Nevertheless, his business acumen at Parks Sausage was legendary. Teaming up with ex-beer salesman Henry Parks, Ray parlayed a struggling company into an enterprise with 300 employees and a memorable slogan, “More Park Sausages, Mom” (with a plaintive “Please” appended later).
Hero in the Air
But to understand Ray you had to look beyond sausage making. The first clue to me came when he arrived one Saturday wearing a firetruck-red jacket emblazoned with the insignia of the 332nd Fighter Group.
Ray, I discovered, had trained at the Tuskegee Army Air Field in 1942-43 under a cloud of condescension because the military did not believe that African Americans could successfully fly an airplane.
“We got the worst planes because who wants to give a person who cannot fly a brand new plane, a top plane,” Ray said.
This only motivated Ray and the other aviators to train harder. All their efforts paid off when the all-black 332nd Fighter Group achieved one of the best records during World War II. The airmen completed 1,587 missions and downed 400 enemy craft. Their success contributed to the desegregation of the military in 1948.
But the pride Ray felt as a top gun over Italy was cut short when, coming to Baltimore after the war, he experienced an atmosphere filled with bigotry. “I’m not a bitter person,” he told oral historians Antwan Branch and Raven Coleman, “but for years and years I had that deep down inside me, the bitterness.”
Now I could see why Ray had so strongly connected to Barack Obama. Here was another Yoda-serene who had pulled himself up by his bootstraps.
“I’m released now”
Ray would smile beneficently whenever the hot whiff of presidential politics billowed around our eggs and pots of coffee. During the ups and downs of the campaign, he voiced faith that some day, maybe even in 2008, a majority of Americans would put aside skin color and judge a presidential candidate by his abilities.

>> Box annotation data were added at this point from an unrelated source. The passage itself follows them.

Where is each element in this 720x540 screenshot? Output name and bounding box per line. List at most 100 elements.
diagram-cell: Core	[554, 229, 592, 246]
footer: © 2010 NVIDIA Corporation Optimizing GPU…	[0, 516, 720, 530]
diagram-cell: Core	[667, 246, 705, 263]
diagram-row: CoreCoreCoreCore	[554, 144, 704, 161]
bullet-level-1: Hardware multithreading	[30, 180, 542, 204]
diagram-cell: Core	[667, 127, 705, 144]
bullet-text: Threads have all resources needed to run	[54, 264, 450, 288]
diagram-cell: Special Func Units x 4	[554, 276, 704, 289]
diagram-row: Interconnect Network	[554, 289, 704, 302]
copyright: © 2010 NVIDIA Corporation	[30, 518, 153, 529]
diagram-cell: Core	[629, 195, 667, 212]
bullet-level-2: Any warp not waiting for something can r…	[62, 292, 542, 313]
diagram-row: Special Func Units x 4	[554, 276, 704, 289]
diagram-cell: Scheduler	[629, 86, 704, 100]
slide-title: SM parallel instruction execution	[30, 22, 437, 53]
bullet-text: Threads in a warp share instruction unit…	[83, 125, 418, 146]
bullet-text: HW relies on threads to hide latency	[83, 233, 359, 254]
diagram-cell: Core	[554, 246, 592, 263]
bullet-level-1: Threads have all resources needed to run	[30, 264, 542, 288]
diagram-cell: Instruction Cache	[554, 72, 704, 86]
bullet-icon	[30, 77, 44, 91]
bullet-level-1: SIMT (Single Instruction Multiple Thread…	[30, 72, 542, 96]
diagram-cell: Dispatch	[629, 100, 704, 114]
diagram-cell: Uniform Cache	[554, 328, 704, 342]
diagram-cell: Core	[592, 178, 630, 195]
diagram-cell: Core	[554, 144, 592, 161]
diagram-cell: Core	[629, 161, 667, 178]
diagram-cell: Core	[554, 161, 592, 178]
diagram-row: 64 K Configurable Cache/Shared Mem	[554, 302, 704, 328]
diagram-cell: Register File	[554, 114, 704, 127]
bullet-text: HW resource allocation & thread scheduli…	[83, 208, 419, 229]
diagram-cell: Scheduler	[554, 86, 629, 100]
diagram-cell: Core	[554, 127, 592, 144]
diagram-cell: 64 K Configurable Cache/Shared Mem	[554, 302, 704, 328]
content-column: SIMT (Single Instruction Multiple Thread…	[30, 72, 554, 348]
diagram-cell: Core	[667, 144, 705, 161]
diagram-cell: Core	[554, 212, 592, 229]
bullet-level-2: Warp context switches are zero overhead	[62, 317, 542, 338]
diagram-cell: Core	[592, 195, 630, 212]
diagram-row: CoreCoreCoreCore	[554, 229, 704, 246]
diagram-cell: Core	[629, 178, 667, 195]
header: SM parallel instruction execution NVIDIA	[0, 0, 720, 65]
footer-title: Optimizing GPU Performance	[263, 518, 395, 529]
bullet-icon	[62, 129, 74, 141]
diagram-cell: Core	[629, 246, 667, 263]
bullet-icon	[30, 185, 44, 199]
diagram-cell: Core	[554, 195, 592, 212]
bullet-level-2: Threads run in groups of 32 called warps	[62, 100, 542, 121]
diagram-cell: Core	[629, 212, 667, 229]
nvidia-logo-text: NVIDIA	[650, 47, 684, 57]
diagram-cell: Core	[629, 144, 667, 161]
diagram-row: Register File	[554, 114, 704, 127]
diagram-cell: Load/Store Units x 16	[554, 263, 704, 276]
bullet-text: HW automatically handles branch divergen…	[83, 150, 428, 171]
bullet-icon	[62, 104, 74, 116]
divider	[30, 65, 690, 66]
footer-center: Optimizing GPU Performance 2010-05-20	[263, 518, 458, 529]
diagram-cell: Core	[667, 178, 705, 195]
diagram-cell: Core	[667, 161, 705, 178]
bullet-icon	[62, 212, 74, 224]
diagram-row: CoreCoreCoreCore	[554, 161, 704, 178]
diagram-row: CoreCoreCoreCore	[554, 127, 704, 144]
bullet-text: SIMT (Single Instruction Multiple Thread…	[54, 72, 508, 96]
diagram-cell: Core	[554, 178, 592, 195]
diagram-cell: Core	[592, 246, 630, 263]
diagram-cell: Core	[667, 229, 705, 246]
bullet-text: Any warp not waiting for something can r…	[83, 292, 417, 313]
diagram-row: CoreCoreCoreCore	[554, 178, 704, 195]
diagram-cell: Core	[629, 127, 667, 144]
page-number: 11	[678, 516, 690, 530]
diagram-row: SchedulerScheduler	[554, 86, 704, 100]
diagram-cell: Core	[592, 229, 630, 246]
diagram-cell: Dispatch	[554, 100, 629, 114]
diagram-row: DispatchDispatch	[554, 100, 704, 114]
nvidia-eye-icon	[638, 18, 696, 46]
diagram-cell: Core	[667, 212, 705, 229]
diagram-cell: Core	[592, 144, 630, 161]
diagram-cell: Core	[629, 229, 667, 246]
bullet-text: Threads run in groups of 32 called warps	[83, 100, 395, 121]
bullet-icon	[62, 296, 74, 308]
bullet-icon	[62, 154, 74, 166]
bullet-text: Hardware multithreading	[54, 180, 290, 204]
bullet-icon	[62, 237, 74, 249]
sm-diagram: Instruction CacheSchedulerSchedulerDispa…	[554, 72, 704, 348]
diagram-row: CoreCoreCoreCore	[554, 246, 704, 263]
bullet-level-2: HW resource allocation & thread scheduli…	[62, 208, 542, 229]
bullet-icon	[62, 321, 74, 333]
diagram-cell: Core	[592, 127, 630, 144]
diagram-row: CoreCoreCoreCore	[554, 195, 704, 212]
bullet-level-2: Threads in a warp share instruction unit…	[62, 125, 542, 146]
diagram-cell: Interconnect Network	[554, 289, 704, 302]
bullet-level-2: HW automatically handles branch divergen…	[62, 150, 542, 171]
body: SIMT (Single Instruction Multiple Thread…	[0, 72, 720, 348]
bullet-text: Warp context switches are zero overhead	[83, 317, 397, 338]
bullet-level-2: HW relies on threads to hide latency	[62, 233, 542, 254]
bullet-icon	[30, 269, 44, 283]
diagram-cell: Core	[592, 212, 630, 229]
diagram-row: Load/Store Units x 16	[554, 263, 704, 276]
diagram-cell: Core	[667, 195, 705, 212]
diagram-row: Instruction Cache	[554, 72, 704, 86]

Pride and joy gushed from Ray following the election. I recently found a clip by Bmorenews.com that captured Ray in that joyous moment.
“I’m released now,” he exclaimed to Doni Glover, recalling the rude shock he got when he came back to America after World War II.
“Finally,” he concluded, “I’m a citizen, first class.”
For those who knew him, Ray was always first class.